A patient with a bicuspid valve needs aortic valve replacement due to stenosis or insufficiency.

If the aorta is 4.5 cm or greater, the aorta should be replaced in addition to the aortic valve.


If the aorta is less than 4.5 cm, just the aortic valve needs to be replaced.

A patient with a bicuspid valve does not need replacement because the valve is working fine.

If the aorta is 5.0 cm or greater, the aorta should be replaced. The valve can be left alone, so long as it is working fine and there is no calcium deposits that may suggest it will deteriorate in the next 5 years.


If the aorta is less than 5.0 cm, the patient should continue surveillance with either yearly CT scan or MRI of the aorta, along with surveillance of the valve with ECHO.

With regards to the choice of valve, it doesn’t matter.  The choices are the same –a mechanical valve versus a biologic valve. Once again, this is largely depending on age and preference.  The mechanical valve will last basically for a lifetime but require Coumadin.  The biologic valves do not require Coumadin but may last only 8-15 years, depending on the patient’s age –the younger the patient, the more quickly a biologic prosthetic valve will deteriorate, due to the higher metabolism of younger patients.

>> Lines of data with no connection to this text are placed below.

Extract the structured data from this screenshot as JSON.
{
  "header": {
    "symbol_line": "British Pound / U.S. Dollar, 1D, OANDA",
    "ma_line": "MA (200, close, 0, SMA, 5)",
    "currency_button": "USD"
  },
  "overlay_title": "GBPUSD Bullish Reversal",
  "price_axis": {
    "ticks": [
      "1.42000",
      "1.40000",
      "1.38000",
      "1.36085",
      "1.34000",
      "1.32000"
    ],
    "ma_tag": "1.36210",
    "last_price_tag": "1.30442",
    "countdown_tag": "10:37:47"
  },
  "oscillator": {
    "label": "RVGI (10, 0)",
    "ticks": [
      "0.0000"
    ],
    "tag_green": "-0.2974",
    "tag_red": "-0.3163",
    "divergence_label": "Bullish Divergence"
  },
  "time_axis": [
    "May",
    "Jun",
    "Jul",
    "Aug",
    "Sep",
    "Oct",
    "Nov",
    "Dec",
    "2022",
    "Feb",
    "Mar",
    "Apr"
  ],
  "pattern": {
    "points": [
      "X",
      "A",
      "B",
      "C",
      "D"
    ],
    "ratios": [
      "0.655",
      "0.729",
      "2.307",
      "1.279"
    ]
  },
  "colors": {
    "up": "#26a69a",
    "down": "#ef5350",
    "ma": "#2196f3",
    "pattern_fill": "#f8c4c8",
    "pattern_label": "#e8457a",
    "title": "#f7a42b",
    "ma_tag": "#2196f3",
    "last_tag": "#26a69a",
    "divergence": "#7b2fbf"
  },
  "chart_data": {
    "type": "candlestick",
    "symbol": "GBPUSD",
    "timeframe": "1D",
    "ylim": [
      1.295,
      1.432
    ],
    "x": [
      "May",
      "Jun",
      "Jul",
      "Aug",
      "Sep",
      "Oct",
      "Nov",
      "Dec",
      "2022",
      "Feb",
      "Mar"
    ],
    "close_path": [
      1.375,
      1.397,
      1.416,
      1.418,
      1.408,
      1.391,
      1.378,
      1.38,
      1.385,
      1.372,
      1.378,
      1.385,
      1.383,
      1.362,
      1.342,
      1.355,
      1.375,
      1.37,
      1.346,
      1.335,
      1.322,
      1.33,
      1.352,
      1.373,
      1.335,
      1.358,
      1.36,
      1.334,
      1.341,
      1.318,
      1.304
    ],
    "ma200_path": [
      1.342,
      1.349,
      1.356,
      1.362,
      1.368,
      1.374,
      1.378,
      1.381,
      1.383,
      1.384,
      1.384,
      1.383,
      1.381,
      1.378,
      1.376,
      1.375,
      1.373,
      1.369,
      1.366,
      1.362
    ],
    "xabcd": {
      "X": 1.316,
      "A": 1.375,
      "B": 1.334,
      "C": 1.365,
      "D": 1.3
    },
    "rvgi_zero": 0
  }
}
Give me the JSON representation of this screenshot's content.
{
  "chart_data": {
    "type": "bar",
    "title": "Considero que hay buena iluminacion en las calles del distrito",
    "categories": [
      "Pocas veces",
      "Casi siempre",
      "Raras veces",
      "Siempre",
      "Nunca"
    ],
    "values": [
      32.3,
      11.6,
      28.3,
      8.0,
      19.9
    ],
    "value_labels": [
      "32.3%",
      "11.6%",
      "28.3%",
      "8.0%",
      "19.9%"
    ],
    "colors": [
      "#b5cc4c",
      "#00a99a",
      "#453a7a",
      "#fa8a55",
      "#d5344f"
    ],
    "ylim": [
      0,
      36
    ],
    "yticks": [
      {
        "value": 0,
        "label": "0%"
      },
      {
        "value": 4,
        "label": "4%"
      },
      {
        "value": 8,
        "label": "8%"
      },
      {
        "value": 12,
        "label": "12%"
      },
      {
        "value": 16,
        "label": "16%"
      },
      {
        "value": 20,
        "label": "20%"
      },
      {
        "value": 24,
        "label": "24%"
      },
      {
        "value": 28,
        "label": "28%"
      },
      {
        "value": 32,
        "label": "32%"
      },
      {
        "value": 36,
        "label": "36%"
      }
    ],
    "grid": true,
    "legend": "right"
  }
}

I’m one of the few surgeons who still advocate mechanical valves in younger patients, particularly since the CryoLife ON-X valve only requires an Coumadin INR range of 1.5-2.0 after three months. Plus, these valves are fairly quiet and most patients do not hear the clicking sound to any great degree. Conversely, I have seen a lot of patient after biologic valves (cows and pigs), return for a second operation at only 10 years, sometimes less.

The decision of mechanical versus biologic valve replacement remains the hardest decision for the patients (and the surgeons). There remains a lot of debate. Because of TAVR, most surgeons recommend a biologic aortic prosthesis, with the idea that if it deteriorates down the road, the patient can have a TAVR valve placed inside of the old prosthetic valve.  This is a reasonable option, though we don’t quite yet know the durability of the TAVR valves.

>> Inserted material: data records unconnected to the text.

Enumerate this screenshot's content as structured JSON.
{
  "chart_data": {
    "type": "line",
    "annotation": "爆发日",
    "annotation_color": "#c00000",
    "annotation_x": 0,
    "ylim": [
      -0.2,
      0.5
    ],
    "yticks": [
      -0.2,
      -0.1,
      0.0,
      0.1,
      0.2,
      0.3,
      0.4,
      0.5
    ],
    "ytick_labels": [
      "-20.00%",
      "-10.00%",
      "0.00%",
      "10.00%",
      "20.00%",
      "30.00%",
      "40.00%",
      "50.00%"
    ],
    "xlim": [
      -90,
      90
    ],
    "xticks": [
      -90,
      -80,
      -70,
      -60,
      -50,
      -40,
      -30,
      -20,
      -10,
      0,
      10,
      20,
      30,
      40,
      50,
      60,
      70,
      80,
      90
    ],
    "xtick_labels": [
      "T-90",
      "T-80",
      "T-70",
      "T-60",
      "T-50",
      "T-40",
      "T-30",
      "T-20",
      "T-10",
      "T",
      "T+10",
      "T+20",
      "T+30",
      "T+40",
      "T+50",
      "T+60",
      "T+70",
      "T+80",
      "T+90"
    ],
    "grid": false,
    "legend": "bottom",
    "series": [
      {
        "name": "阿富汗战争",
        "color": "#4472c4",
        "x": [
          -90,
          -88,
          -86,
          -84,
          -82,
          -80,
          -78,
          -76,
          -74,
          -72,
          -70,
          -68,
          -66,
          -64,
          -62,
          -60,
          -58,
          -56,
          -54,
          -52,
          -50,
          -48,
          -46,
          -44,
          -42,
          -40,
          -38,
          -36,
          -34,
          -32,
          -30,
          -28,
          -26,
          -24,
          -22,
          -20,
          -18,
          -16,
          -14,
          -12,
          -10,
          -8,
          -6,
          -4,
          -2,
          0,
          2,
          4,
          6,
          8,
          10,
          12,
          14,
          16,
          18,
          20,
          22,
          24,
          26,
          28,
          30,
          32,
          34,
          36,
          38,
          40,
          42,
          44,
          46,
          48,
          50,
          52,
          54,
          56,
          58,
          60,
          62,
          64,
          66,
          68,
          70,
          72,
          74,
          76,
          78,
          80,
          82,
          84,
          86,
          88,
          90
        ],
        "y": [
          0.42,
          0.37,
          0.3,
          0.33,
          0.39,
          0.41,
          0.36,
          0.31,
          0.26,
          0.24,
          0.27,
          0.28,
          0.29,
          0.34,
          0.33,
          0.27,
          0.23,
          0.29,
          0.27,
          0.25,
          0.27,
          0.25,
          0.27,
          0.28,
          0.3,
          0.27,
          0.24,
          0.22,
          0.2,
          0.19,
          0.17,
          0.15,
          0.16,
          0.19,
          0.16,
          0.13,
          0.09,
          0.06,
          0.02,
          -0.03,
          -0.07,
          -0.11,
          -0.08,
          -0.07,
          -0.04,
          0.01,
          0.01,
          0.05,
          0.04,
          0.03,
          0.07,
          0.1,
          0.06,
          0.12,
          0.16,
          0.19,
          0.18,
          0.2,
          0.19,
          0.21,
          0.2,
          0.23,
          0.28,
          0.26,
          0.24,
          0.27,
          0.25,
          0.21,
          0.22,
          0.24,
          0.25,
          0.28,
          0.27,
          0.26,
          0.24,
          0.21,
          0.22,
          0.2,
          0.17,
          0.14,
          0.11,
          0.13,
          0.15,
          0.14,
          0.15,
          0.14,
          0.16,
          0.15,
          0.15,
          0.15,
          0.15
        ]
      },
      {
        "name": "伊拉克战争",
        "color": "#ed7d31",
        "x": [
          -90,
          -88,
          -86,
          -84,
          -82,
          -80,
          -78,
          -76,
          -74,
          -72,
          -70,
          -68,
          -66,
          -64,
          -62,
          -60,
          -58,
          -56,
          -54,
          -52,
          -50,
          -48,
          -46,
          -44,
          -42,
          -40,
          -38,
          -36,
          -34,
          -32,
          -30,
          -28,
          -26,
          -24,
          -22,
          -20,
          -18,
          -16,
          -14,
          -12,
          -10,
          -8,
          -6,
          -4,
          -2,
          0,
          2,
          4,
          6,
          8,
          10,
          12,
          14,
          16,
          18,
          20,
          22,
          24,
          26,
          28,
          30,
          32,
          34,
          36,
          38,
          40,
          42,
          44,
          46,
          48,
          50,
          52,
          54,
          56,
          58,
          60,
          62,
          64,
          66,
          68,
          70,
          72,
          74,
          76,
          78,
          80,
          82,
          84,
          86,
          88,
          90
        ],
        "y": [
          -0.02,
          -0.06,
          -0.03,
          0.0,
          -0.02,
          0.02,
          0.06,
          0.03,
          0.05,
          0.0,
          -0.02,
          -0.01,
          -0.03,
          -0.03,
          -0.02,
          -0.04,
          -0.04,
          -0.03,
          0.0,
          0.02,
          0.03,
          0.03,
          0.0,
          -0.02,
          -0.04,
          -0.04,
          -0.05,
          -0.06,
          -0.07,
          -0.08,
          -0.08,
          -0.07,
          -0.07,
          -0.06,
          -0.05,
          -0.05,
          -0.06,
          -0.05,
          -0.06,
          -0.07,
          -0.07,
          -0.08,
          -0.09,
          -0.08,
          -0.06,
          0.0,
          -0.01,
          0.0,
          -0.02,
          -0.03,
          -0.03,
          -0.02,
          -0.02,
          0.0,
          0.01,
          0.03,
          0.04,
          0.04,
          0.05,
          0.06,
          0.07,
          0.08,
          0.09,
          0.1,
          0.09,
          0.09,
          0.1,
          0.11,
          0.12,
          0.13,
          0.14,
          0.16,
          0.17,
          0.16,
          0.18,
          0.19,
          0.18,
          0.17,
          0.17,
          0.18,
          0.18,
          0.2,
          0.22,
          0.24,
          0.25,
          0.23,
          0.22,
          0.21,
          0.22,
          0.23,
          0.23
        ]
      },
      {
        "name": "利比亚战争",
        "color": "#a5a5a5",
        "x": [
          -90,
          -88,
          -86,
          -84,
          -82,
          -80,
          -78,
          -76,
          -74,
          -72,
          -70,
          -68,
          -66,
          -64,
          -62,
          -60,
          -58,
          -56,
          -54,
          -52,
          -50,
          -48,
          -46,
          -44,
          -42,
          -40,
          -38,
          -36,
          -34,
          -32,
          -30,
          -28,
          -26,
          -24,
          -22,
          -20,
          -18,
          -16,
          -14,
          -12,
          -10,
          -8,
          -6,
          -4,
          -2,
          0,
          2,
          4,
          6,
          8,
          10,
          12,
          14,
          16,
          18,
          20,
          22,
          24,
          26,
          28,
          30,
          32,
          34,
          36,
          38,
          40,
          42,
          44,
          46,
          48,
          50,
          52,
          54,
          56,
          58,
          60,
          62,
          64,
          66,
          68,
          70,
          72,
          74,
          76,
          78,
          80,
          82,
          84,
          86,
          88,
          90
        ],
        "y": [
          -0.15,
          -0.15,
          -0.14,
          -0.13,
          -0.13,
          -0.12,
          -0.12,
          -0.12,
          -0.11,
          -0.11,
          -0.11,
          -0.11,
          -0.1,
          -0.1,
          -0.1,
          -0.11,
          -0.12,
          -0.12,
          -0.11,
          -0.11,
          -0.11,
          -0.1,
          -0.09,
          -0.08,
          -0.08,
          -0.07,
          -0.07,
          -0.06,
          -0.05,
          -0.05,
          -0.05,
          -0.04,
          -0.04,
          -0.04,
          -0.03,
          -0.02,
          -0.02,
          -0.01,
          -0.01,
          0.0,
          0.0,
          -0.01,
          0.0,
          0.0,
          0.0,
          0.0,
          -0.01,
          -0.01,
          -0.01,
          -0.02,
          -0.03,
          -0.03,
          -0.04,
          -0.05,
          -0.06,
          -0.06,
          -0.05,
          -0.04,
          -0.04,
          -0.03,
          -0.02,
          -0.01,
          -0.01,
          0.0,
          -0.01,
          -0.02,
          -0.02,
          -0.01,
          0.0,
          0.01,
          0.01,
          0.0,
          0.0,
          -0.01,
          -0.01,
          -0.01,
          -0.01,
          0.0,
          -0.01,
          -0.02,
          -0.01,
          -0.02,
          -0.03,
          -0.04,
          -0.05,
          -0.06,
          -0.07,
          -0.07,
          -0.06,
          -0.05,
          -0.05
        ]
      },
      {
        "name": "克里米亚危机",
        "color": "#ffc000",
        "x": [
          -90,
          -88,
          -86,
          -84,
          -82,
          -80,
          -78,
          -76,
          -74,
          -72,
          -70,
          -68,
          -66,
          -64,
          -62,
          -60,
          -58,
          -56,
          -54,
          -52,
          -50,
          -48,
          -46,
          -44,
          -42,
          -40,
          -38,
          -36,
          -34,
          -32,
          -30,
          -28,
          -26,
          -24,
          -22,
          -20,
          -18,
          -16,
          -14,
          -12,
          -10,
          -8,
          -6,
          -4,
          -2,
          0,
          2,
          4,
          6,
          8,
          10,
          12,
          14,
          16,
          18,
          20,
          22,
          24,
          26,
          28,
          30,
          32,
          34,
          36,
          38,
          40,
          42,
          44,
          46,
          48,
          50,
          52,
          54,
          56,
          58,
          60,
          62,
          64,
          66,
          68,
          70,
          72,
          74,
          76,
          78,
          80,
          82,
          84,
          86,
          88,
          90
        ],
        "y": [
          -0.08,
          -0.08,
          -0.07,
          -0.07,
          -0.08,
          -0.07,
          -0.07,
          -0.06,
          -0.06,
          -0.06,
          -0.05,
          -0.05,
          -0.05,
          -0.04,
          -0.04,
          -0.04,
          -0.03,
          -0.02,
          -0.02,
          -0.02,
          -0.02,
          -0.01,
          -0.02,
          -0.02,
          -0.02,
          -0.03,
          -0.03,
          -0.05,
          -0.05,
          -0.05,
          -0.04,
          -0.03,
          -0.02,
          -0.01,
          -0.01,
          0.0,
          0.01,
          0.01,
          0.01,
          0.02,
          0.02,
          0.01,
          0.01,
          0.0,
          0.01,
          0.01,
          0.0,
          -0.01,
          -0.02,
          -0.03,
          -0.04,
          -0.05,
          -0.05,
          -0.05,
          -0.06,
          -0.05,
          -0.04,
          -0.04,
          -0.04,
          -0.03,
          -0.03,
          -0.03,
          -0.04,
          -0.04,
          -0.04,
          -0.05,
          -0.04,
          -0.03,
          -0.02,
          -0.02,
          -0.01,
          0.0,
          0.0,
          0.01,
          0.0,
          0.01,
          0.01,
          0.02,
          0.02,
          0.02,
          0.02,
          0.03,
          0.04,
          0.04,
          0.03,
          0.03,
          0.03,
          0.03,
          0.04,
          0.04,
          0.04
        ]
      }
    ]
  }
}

Two final comments on bicuspid valve surgery.  I would never perform a Ross Procedure in a bicuspid valve patient.  This is due to the fact that the bicuspid valve patients have a connective tissue disease that effects the aorta, but may also effect the pulmonary arterial tissue.  I don’t feel comfortable auto-transplanting the pulmonary valve and pulmonary artery into the aortic position in patients with bicuspid valve disease.

Lastly, as you know, I am not a fan of so-called “minimally invasive” aortic valve approaches, mainly because they are NOT “minimally invasive” but rather just a smaller incision, but still the same operation. This adds unnecessary risk to a very safe procedure.  Please review my discussion on this matter under “Surgical Approaches.” (link).

As mentioned above, I feel the bicuspid valve patients require more vigilance and experience in the operating room.  Performing a bicuspid valve replacement and/or bicuspid aortic aneurysm operation through a small incision may increase the risk to the patient.  I know that this is debated among surgeons, but my outcomes using traditional approaches remain among the best in the nation. No doubt, there are many heart surgeons who have dedicated their careers to these smaller incision techniques, some with great success.  But at the end of the day, their results are not better than mine and their patients truly do not recover any sooner.  Most of all, their patients are not put at less risk, but quite arguably, more risk, for undergoing the same open heart procedure –again the same open heart procedure—but through a small incision.

The good news is that patients with bicuspid valve disease do very well with surgery and can resume normal activities and enjoy a normal life expectancy.